Ultime vengeance, elle finira par rediffuser en pleine messe les confidences et médisances qu'elle a recueillies sur l'oreiller grâce à un magnétophone enregistreur : l'hypocrisie et la mesquinerie de tous ces respectables paroissiens (et même celles du curé) apparaissent enfin au grand jour. Fous furieux, les villageois se rendent à la cabane mais c'est trop tard : elle est déjà en feu, Marie en a fait un brasier avant de s'enfuir. Ils ne peuvent plus que s'en prendre aveuglément aux objets qu'elle avait amassés, sans se rendre compte que c'est leur argent qui a servi à payer ce qu'ils saccagent à présent, comble de l'ironie. Et c'est sans bagages et les pieds nus que Marie reprend la route de la liberté.
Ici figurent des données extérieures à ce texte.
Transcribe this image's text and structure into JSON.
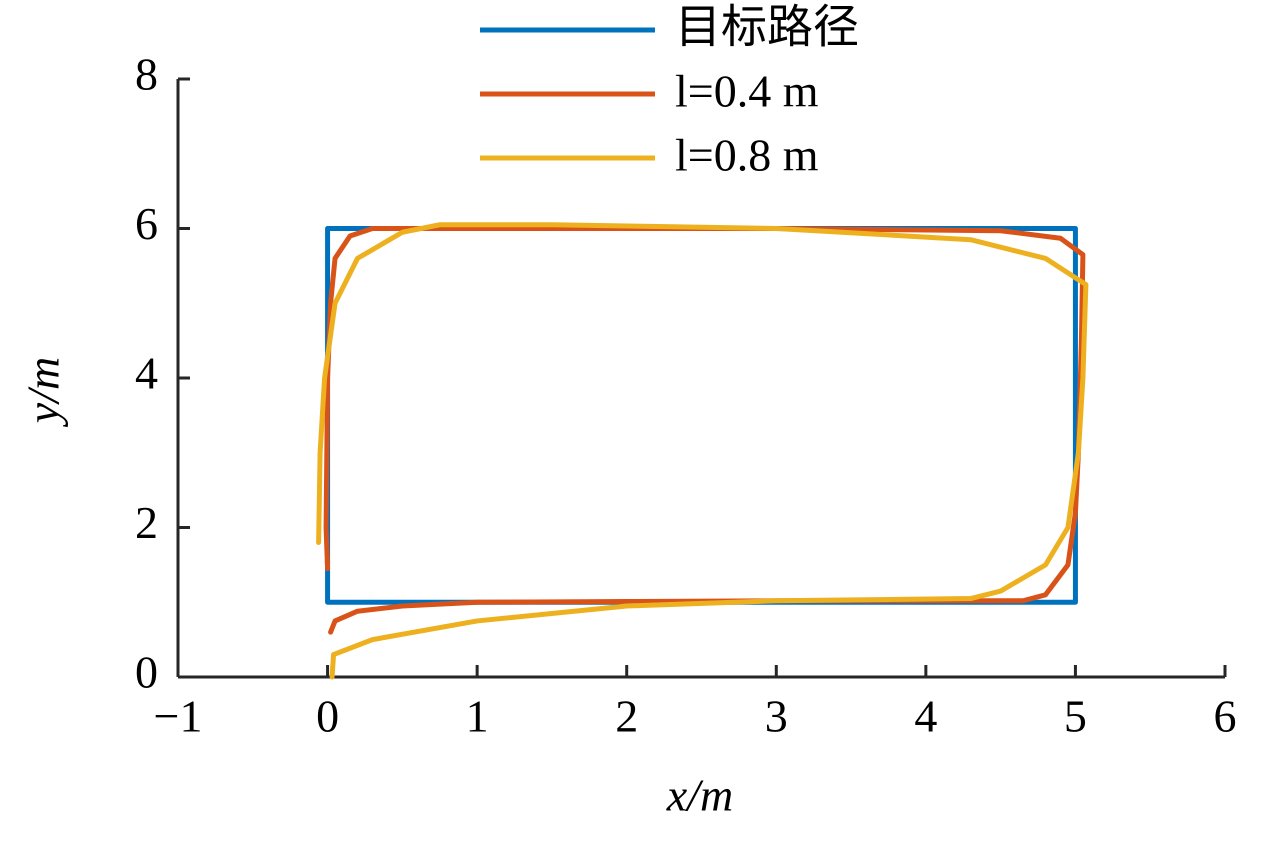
{
  "chart_data": {
    "type": "line",
    "xlabel": "x/m",
    "ylabel": "y/m",
    "xlim": [
      -1,
      6
    ],
    "ylim": [
      0,
      8
    ],
    "xticks": [
      {
        "value": -1,
        "label": "−1"
      },
      0,
      1,
      2,
      3,
      4,
      5,
      6
    ],
    "yticks": [
      0,
      2,
      4,
      6,
      8
    ],
    "grid": false,
    "legend": "top",
    "series": [
      {
        "name": "目标路径",
        "color": "#0072bd",
        "x": [
          0,
          0,
          5,
          5,
          0
        ],
        "y": [
          1,
          6,
          6,
          1,
          1
        ]
      },
      {
        "name": "l=0.4 m",
        "color": "#d95319",
        "x": [
          0.02,
          0.05,
          0.2,
          0.5,
          1,
          2,
          3,
          4,
          4.65,
          4.8,
          4.95,
          5.0,
          5.02,
          5.04,
          5.05,
          4.9,
          4.5,
          3,
          1,
          0.3,
          0.15,
          0.05,
          0.02,
          0,
          -0.01,
          0
        ],
        "y": [
          0.6,
          0.75,
          0.88,
          0.95,
          1,
          1.01,
          1.02,
          1.02,
          1.02,
          1.1,
          1.5,
          2.2,
          3,
          4.5,
          5.65,
          5.87,
          5.97,
          6.0,
          6.0,
          6.0,
          5.9,
          5.6,
          5,
          4,
          2,
          1.45
        ]
      },
      {
        "name": "l=0.8 m",
        "color": "#edb120",
        "x": [
          0.03,
          0.04,
          0.3,
          1,
          2,
          3,
          4.3,
          4.5,
          4.8,
          4.95,
          5.02,
          5.05,
          5.07,
          4.8,
          4.3,
          3,
          1.5,
          0.75,
          0.5,
          0.2,
          0.05,
          -0.02,
          -0.05,
          -0.06
        ],
        "y": [
          0,
          0.3,
          0.5,
          0.75,
          0.95,
          1.02,
          1.05,
          1.15,
          1.5,
          2,
          3,
          4,
          5.25,
          5.6,
          5.85,
          6.0,
          6.05,
          6.05,
          5.95,
          5.6,
          5,
          4,
          3,
          1.8
        ]
      }
    ]
  }
}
La moralité du film est complexe et multiple : érotique et féministe en même temps, politique en filigrane, lorsqu'on y aperçoit par exemple, placardée sur la porte de la cabane de Marie, une affiche revendiquant la contraception expliquée à tous, ou bien lorsque Marie encourage Julien à ne plus se laisser faire par Irène, la fermière pingre et brutale qui l'exploite toute l'année et le paye à coups de trique ; elle est aussi poétique : tout le bric à brac coloré que Marie entasse au fur et à mesure de l'argent qu'elle gagne ne lui sert strictement à rien. Il n'y a ni électricité ni confort dans sa cabane, et les ampoules, casque séchoir-à-cheveux, machine à coudre, téléphone et tutti quanti, arrangés par Marie, complétés de collages et dessins qui tiennent du cadavre exquis, finissent par former de magnifiques sculptures d'art brut. Enfin, les acteurs plus vrais que nature et les dialogues aux réparties cinglantes en font une satire à la verve comique irrésistible, qui n'est pas sans rappeler Lysistrata.

Fiche technique

  • Titre : La Fiancée du pirate
  • Réalisation : Nelly Kaplan
  • Scénario : Nelly Kaplan
  • Dialogues: Nelly Kaplan, Claude Makovski, Jacques Serguine et Michel Fabre
  • Photographie : Jean Badal
  • Musique : Georges Moustaki
  • Chanson : Moi, je m'balance, interprétée par Barbara
  • Producteur : Claude Makovski
  • Distribution : Cythère Flm Universal
  • Pays d'origine : France
  • Format : couleurs
  • Genre : comédie dramatique
  • Durée : 106 minutes
  • Date de sortie : 3 décembre 1969 (France)

Distribution

Autour du film

  • Nelly Kaplan le souligne : « J'ai senti mon film comme un hommage au cinéma, et j'ai voulu que celui-ci joue un rôle capital dans l'histoire. La vision de La Comtesse aux pieds nus aide Marie à se libérer, et le cinéma lui fait découvrir que l'univers ne se limite pas à ce coin de campagne perdu, qu'il existe quelque chose ailleurs » (entretien avec Guy Braucourt, dans Les Nouvelles Littéraires du 11 décembre 1969).
  • Par sympathie pour Nelly Kaplan, le réalisateur Louis Malle y fait une courte apparition (dans le rôle de Jésus).
  • Le film fait allusion à L'Opéra de quat'sous de Brecht, par son titre et par la chanson de Barbara (« Moi j'm'en balance ») qu'on y entend à plusieurs reprises. En effet, « La Fiancée du pirate » et « La Chanson de Barbara » (ou « Chant de Barbara ») sont les titres de deux chansons de l'Opéra de quat'sous. Cependant, la scène où André parle de la pièce de Brecht à Marie a été supprimée.
  • Selon Nelly Kaplan, Don Siegel lui a dit que c'est la traduction anglophone du titre La Fiancée du pirate, Dirty Mary (Marie la salope), qui lui a inspiré le titre de son propre film, Dirty Harry (L'Inspecteur Harry).